The excitement seemed to shock Mrs Faridah into action.
‘We’ll have to close,’ she said, ‘till my brother-in-law gets here. Where’s the watchman? Tiggist, tell him to put the shutters up. I’ll go and pack. And Tiggist, go down to the bus station, and buy seats on the earliest bus out to Awassa tomorrow morning. Wait now, till I give you the money.’
‘Seats?’ said Tiggist. ‘Won’t Yasmin just sit on your knee?’
‘One for me and one for you,’ said Mrs Faridah. ‘You’ll have to come with me. I’m going to have to spend all my time nursing my husband, and his mother’s too old and blind to manage Yasmin on her own. You don’t mind, do you?’
Tiggist felt as if a huge fl
ower had opened in her chest. She wasn’t going to lose her job. She was needed. Mrs Faridah couldn’t manage without her. And she was going in a bus, out of Addis Ababa, to exciting new places she’d never seen before.
‘No, of course I don’t mind,’ she said. ‘Do you want me to pack Yasmin’s clothes? Can she wear her little yellow dress tomorrow? She looks gorgeous in that one.’
Something unexpected and wonderful had happened to Dani. His father had gone abroad. There had been days of turmoil at home. Zeni and his mother had fussed endlessly over Ato Paulos’s clothes, and Ruth had spent hours making up little packages of Ethiopian treats for homesick relatives in London. Ato Paulos’s temper had got shorter and shorter.
‘Business worries,’ Ruth had said soothingly to Dani. ‘He’s got so much on his mind. Nothing to do with you, darling.’

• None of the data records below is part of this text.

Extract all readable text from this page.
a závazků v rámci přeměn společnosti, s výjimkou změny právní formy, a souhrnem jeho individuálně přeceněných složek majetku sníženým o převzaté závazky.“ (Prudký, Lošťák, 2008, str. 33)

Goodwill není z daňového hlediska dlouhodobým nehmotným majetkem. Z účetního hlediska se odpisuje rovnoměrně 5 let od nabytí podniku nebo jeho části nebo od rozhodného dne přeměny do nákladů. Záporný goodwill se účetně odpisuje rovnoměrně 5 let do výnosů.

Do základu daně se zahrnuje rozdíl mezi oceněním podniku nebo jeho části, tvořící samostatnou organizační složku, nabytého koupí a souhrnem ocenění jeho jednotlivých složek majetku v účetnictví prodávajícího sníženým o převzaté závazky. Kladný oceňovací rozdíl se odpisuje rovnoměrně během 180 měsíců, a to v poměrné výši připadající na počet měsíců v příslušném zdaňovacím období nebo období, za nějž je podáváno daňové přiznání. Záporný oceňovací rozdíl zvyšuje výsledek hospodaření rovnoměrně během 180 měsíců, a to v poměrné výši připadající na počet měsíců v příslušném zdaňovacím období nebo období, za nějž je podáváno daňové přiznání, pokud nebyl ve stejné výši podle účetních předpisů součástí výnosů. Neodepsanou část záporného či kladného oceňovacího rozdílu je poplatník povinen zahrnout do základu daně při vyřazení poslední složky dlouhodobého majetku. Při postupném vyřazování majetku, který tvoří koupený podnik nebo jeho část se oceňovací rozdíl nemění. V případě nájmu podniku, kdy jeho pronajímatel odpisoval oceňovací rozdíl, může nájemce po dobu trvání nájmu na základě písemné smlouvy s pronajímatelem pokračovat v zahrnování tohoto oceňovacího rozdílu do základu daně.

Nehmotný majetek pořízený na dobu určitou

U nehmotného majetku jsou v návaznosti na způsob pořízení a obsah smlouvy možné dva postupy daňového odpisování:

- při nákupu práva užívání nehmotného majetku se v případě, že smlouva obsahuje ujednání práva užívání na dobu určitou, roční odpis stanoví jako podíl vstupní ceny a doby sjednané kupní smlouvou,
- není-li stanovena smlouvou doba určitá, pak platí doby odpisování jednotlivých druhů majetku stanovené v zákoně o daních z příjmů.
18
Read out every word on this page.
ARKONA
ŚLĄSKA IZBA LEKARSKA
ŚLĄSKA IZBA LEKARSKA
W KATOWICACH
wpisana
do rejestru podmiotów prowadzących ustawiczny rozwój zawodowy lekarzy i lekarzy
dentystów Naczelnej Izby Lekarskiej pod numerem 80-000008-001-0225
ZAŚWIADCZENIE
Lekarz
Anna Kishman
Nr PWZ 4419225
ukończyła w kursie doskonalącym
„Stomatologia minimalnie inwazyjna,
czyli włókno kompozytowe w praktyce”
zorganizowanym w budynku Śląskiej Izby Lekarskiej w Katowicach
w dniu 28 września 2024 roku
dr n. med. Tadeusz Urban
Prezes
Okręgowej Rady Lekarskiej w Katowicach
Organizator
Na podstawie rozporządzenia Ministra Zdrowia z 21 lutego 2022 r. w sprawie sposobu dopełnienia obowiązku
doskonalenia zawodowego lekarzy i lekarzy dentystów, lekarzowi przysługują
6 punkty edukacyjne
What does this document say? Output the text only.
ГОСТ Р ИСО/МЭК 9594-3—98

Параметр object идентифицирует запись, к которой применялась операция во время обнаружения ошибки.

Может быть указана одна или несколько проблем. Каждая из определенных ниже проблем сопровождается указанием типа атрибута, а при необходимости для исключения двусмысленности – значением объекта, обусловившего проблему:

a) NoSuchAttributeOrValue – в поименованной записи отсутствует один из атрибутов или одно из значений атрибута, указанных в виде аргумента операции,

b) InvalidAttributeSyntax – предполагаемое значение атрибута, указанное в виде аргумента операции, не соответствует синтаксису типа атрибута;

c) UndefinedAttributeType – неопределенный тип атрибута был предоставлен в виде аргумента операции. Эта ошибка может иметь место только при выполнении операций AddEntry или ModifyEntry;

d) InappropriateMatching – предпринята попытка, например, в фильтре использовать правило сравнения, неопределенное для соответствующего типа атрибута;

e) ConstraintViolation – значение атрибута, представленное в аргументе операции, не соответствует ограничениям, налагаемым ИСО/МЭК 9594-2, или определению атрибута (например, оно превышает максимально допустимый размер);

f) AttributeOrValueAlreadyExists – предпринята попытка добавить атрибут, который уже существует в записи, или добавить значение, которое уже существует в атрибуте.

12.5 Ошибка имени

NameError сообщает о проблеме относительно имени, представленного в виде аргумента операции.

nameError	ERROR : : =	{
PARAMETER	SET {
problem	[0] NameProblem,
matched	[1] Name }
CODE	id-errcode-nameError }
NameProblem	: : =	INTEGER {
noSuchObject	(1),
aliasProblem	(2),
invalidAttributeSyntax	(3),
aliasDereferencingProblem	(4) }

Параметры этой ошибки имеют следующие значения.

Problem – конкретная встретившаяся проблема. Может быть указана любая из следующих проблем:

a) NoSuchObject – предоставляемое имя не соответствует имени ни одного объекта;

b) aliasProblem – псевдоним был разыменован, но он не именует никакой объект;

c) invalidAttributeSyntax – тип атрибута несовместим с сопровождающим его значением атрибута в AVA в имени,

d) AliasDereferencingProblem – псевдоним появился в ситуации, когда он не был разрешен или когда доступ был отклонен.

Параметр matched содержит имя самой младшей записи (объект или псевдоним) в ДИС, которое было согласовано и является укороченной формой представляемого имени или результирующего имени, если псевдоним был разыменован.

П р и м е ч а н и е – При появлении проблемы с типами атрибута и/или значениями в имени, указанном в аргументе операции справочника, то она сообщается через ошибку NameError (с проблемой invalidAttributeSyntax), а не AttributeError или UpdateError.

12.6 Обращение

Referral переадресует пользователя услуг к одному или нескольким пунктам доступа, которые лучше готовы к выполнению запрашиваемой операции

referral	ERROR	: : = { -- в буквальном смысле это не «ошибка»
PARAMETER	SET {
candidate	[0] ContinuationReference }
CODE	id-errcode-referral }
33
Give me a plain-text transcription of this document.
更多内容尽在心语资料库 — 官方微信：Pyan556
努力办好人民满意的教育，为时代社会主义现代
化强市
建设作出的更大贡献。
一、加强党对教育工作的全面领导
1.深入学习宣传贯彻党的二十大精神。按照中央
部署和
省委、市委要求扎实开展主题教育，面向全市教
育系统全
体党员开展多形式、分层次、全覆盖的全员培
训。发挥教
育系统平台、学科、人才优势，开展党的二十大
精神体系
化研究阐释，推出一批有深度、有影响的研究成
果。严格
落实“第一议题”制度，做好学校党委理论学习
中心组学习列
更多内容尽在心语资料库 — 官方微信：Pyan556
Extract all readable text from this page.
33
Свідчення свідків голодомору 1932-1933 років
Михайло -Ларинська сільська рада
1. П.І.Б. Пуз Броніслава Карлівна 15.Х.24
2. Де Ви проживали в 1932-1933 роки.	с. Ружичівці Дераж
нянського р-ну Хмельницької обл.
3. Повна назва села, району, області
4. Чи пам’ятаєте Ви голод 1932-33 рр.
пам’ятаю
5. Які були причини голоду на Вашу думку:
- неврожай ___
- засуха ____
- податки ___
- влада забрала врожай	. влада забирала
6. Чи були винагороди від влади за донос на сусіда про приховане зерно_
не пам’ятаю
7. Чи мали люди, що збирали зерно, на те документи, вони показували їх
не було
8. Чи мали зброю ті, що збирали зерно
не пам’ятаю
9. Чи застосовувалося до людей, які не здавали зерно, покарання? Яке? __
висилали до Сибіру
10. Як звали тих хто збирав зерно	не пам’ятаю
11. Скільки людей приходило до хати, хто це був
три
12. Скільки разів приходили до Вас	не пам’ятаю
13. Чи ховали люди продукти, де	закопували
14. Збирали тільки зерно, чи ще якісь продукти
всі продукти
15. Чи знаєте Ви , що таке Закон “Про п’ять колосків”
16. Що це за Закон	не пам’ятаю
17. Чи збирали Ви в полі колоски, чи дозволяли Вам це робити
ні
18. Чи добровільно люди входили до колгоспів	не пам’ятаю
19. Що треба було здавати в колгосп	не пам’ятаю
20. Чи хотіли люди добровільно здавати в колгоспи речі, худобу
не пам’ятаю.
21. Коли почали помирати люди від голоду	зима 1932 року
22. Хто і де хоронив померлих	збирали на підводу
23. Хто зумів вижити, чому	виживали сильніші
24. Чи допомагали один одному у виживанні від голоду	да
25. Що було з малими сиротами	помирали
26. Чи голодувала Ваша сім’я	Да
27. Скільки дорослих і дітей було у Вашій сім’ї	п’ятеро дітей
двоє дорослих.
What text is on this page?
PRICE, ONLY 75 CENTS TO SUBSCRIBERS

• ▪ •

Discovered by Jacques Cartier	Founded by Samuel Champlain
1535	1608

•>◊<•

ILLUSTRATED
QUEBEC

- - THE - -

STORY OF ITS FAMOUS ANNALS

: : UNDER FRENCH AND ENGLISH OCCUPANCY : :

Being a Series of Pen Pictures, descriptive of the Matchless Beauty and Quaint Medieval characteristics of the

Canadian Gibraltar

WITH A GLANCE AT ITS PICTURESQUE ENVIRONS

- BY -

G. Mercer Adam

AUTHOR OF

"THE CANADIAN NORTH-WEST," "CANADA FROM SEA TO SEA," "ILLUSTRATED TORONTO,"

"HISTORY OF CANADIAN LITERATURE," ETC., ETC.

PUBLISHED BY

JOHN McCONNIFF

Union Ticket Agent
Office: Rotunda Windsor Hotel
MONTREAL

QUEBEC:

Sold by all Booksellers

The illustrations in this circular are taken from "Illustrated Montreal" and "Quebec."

Ato Paulos had been gone for five weeks now, and Dani was happier than he had been for years. There were no interrogations to face every evening, no curt commands to pull himself together and stop daydreaming, no threats, no harsh remarks. He spent hours curled up at the end of his mother’s bed, chatting and looking at old photographs with her. Then he’d go off to his room and draw elaborate pictures, and he’d take them to show her, and she’d tell him they were brilliant, and ask anxiously if he’d done his homework. He’d say yes, of course, and then he’d feel guilty, and sit down for a while in front of his pile of books.
The delightful thing was that time seemed to stretch endlessly ahead. There was the occasional phone call from his father in England. Business was going all right, but it was slow. Ato Paulos needed more time over there. He couldn’t say when he’d be coming home, but it wouldn’t be for a while yet.
I’ve got to get on with it, Dani told himself. I’ve got to learn all this boring stuff. I’ll start properly tomorrow. It’ll be easier then.
But the next day the words in his schoolbooks danced around as confusingly as ever. They bounced off his mind without going in. He would read the same sentence three times and nothing would stick. Then he’d look up and stare out of the window, allowing himself to be half mesmerized by the patterns of sunlight glancing through the stiff blue-green leaves of the eucalyptus tree outside.